By Frank O’Shea
The word ‘amnesia’ was heard several times at the Famine round table in the Williamstown Town Hall on October 28. It was used to describe the way that Ireland seemed to have forgotten about the Great Famine of 1845-51 until it was brought to public discourse following the publication of Cecil Woodham-Smith’s book The Great Hunger.
That book was released in 1962 and almost seemed to catch the Irish public by surprise. The grandparents – perhaps even the parents – of adults living in 1962 would have lived through Black ’47, yet the subject was never, or very rarely, mentioned. Psychologists would no doubt explain this amnesia as a survival mechanism, using phrases like ‘looking forward’, ‘reclaiming their lives’, ‘resilience’, because in those times we did not know about depression or PTSD. Commentators with a more jaundiced view of the Irish might describe it as communal shame, a need to forget the helpless indignity of slow death by hunger within walking distance of abundant food from sea and farm.
The fact was that mid-century Ireland had forgotten about the Famine; it was surpassed in importance by 1916 and the War of Independence and earlier elements of Irish history like the Fenians and the Land War. Yet here was something that happened over an extended period of more than five years and resulted in a loss of population of between 20 and 25 per cent. More than a million people died and there was an equal number lost through emigration, forced in almost all cases. How could a nation forget such a traumatic series of events?
It is to the great credit of Australia that there are a number of memorials around the country, notably at the Hyde Park Barracks in Sydney and at Williamstown in Melbourne: people involved in those two memorials were present at the round table in October.

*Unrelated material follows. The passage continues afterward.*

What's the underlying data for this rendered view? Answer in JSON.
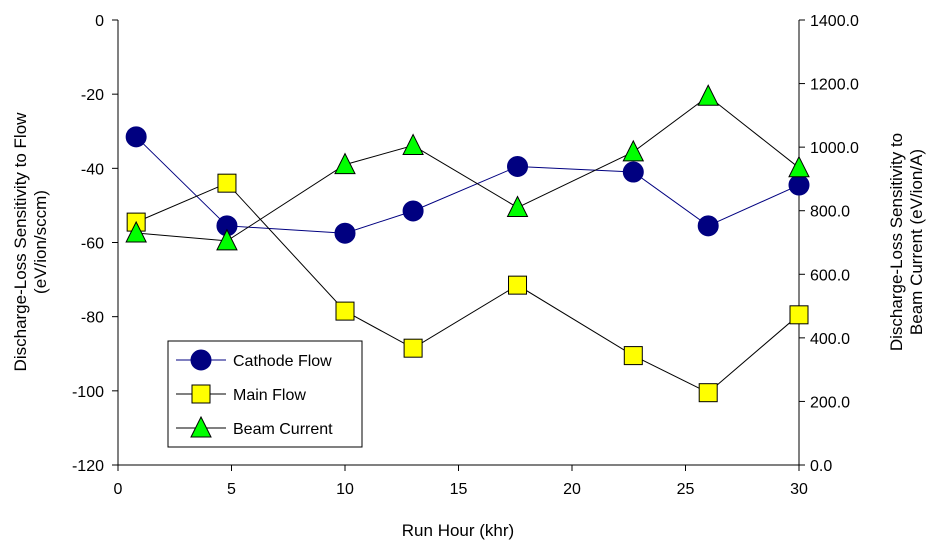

The first book that gave an account of the Famine was written in 1867 by Stueart Trench*, an agent for Lord Lansdowne in Kerry and later for the Earl of Bath in Monaghan
They died in their mountain glens, they died along the sea-coast, they died on the roads, and they died in the fields; they wandered into the towns, and they died in the streets; they closed their cabin doors, and lay down upon their beds, and died of actual starvation in their houses.
Apart from that book, titled Realities of Irish Life, there must have been writing by historians also, though one wonders why those academics would not have made an issue of it.
So we ask whether the Famine appears in works of literature. There was a novel by William Carleton titled The Black Prophet: A Tale of Irish Famine, but that was written in 1845 and was based on an earlier 1817 famine, the same famine that is the background to the Wild Goose Lodge film. It is worth noting also that in his long poem The Great Hunger, Patrick Kavanagh was not talking about famine, but used the phrase to represent the isolation of a young man required to run a small farm where he is not able to marry because his mother who is still alive and owns the property, is living there and depending on her son.
From that, there appears to be silence until relatively recent times. Nothing by way of a major work from Pearse, MacDonagh or Griffith, for example; some references in Shaw’s writings but nothing in Synge, Yeats or O’Casey; scholars who know Beckett’s writing say that there are oblique references in his work.
However, in more recent times, there are novels which have elements in which the Famine plays a significant part. Nuala O’Faolain sets My Dream of You at that time as does Joseph O’Connor in Star of the Sea and Walter Macken in The Silent People.
Dublin writer Paul Lynch’s 2018 novel Grace describes the struggle for survival of a young girl who has her hair shorn by her mother so that she looks like a boy and would have a better chance of survival. The story chronicles her long walk from Donegal to Limerick and back, through the public works and roadside deaths that marked Black ’47. The book was reviewed in the Fairfax mastheads** in May where it was described as
… a work of staggering beauty and deep insight. A look at soul, at what is and what is not, set against the awfulness of a country that allowed its people to die in ditches and on roadsides or in freezing botháns amid the bleakness of non-things.